Why income protection matters
If you couldn't work for months or years, income protection pays a regular, usually tax-free income until you recover or retire. It's the cover that keeps your household running through long-term illness. The best policy depends on how long you could manage before payments start and how long you'd need them.
1. Long-term income protection
Pays until you recover, retire or the policy ends — the most comprehensive option. Best for genuine security, covering long illnesses rather than just short absences. Costs more but protects most fully.

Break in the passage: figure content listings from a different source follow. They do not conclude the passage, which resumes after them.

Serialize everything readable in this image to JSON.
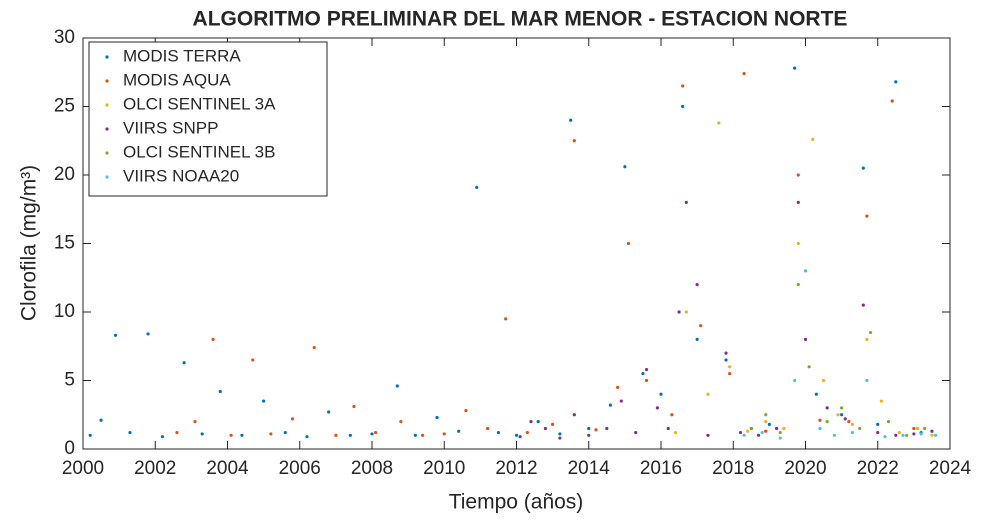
{
  "chart_data": {
    "type": "scatter",
    "title": "ALGORITMO PRELIMINAR DEL MAR MENOR - ESTACION NORTE",
    "x_label": "Tiempo (años)",
    "y_label": "Clorofila (mg/m³)",
    "xlim": [
      2000,
      2024
    ],
    "xticks": [
      2000,
      2002,
      2004,
      2006,
      2008,
      2010,
      2012,
      2014,
      2016,
      2018,
      2020,
      2022,
      2024
    ],
    "ylim": [
      0,
      30
    ],
    "yticks": [
      0,
      5,
      10,
      15,
      20,
      25,
      30
    ],
    "grid": false,
    "legend": "upper-left",
    "series": [
      {
        "name": "MODIS TERRA",
        "color": "#0072bd",
        "x": [
          2000.2,
          2000.5,
          2000.9,
          2001.3,
          2001.8,
          2002.2,
          2002.8,
          2003.3,
          2003.8,
          2004.4,
          2005.0,
          2005.6,
          2006.2,
          2006.8,
          2007.4,
          2008.0,
          2008.7,
          2009.2,
          2009.8,
          2010.4,
          2010.9,
          2011.5,
          2012.0,
          2012.6,
          2013.2,
          2013.5,
          2014.0,
          2014.6,
          2015.0,
          2015.5,
          2016.0,
          2016.6,
          2017.0,
          2017.8,
          2018.5,
          2019.0,
          2019.7,
          2020.3,
          2021.0,
          2021.6,
          2022.0,
          2022.5,
          2023.2
        ],
        "values": [
          1.0,
          2.1,
          8.3,
          1.2,
          8.4,
          0.9,
          6.3,
          1.1,
          4.2,
          1.0,
          3.5,
          1.2,
          0.9,
          2.7,
          1.0,
          1.1,
          4.6,
          1.0,
          2.3,
          1.3,
          19.1,
          1.2,
          1.0,
          2.0,
          1.1,
          24.0,
          1.5,
          3.2,
          20.6,
          5.5,
          4.0,
          25.0,
          8.0,
          6.5,
          1.5,
          1.8,
          27.8,
          4.0,
          2.5,
          20.5,
          1.8,
          26.8,
          1.2
        ]
      },
      {
        "name": "MODIS AQUA",
        "color": "#d95319",
        "x": [
          2002.6,
          2003.1,
          2003.6,
          2004.1,
          2004.7,
          2005.2,
          2005.8,
          2006.4,
          2007.0,
          2007.5,
          2008.1,
          2008.8,
          2009.4,
          2010.0,
          2010.6,
          2011.2,
          2011.7,
          2012.3,
          2013.0,
          2013.6,
          2014.2,
          2014.8,
          2015.1,
          2015.6,
          2016.3,
          2016.6,
          2017.1,
          2017.9,
          2018.3,
          2018.9,
          2019.8,
          2020.4,
          2021.2,
          2021.7,
          2022.4,
          2023.0
        ],
        "values": [
          1.2,
          2.0,
          8.0,
          1.0,
          6.5,
          1.1,
          2.2,
          7.4,
          1.0,
          3.1,
          1.2,
          2.0,
          1.0,
          1.1,
          2.8,
          1.5,
          9.5,
          1.2,
          1.8,
          22.5,
          1.4,
          4.5,
          15.0,
          5.0,
          2.5,
          26.5,
          9.0,
          5.5,
          27.4,
          1.3,
          20.0,
          2.1,
          2.0,
          17.0,
          25.4,
          1.5
        ]
      },
      {
        "name": "OLCI SENTINEL 3A",
        "color": "#edb120",
        "x": [
          2016.4,
          2016.7,
          2017.3,
          2017.6,
          2017.9,
          2018.4,
          2018.9,
          2019.4,
          2019.8,
          2020.2,
          2020.5,
          2020.9,
          2021.3,
          2021.7,
          2022.1,
          2022.6,
          2023.1,
          2023.5
        ],
        "values": [
          1.2,
          10.0,
          4.0,
          23.8,
          6.0,
          1.3,
          2.0,
          1.5,
          15.0,
          22.6,
          5.0,
          2.5,
          1.8,
          8.0,
          3.5,
          1.2,
          1.5,
          1.0
        ]
      },
      {
        "name": "VIIRS SNPP",
        "color": "#7e2f8e",
        "x": [
          2012.1,
          2012.4,
          2012.8,
          2013.2,
          2013.6,
          2014.0,
          2014.5,
          2014.9,
          2015.3,
          2015.6,
          2015.9,
          2016.2,
          2016.5,
          2016.7,
          2017.0,
          2017.3,
          2017.8,
          2018.2,
          2018.7,
          2019.2,
          2019.8,
          2020.0,
          2020.6,
          2021.1,
          2021.6,
          2022.0,
          2022.5,
          2023.0,
          2023.5
        ],
        "values": [
          0.9,
          2.0,
          1.5,
          0.8,
          2.5,
          1.0,
          1.5,
          3.5,
          1.2,
          5.8,
          3.0,
          1.5,
          10.0,
          18.0,
          12.0,
          1.0,
          7.0,
          1.2,
          1.0,
          1.5,
          18.0,
          8.0,
          3.0,
          2.2,
          10.5,
          1.2,
          1.0,
          1.1,
          1.3
        ]
      },
      {
        "name": "OLCI SENTINEL 3B",
        "color": "#77ac30",
        "x": [
          2018.5,
          2018.9,
          2019.3,
          2019.8,
          2020.1,
          2020.6,
          2021.0,
          2021.5,
          2021.8,
          2022.3,
          2022.8,
          2023.3
        ],
        "values": [
          1.5,
          2.5,
          1.2,
          12.0,
          6.0,
          2.0,
          3.0,
          1.5,
          8.5,
          2.0,
          1.0,
          1.5
        ]
      },
      {
        "name": "VIIRS NOAA20",
        "color": "#4dbeee",
        "x": [
          2018.3,
          2018.8,
          2019.3,
          2019.7,
          2020.0,
          2020.4,
          2020.8,
          2021.3,
          2021.7,
          2022.2,
          2022.7,
          2023.2,
          2023.6
        ],
        "values": [
          1.0,
          1.2,
          0.8,
          5.0,
          13.0,
          1.5,
          1.0,
          1.2,
          5.0,
          0.9,
          1.0,
          1.1,
          1.0
        ]
      }
    ]
  }
}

2. Short-term income protection
Pays for a limited period (often 1–2 years) per claim, at a lower cost. Best for those wanting affordable cover, or who have savings or employer sick pay to bridge longer absences.
3. Own-occupation cover
Pays out if you can't do your own job, rather than any job — the most valuable definition. Best for skilled workers; always check the policy uses "own occupation".
4. Choosing your deferred period
The wait before payments begin (e.g. 4, 8, 13, 26 weeks). A longer deferred period lowers the premium. Best matched to your sick pay and savings — the longer you can self-fund, the cheaper the cover.
5. Setting the benefit level
Cover is capped at a percentage of earnings. Set it to cover your essential outgoings realistically. Best calculated from your actual monthly bills rather than over-insuring.
How to choose
- Maximum security: long-term, own-occupation, shorter deferred period
- Lower cost: short-term cover or a longer deferred period
- Match the deferred period to your sick pay and savings
- Always check it's "own occupation"
How to find the best income protection
Definitions and pricing vary widely, so whole-of-market advice matters. A protection specialist will match cover to your job and finances. Find an income protection specialist through Nesto — free, no obligation.
Frequently asked questions
What does income protection cover?
It pays a regular, usually tax-free income if illness or injury stops you working, until you recover, retire or the policy ends.
How much of my income can I protect?
Usually a percentage (often 50–65%) of your gross earnings — capped to keep an incentive to return to work.
What's a deferred period?
The wait before payments begin. A longer deferred period lowers your premium — match it to your sick pay and savings.
What does own-occupation mean?
It pays out if you can't do your specific job, rather than any job — the most useful definition to look for.
Long-term or short-term cover?
Long-term offers the most security; short-term is cheaper and suits those with savings or employer sick pay.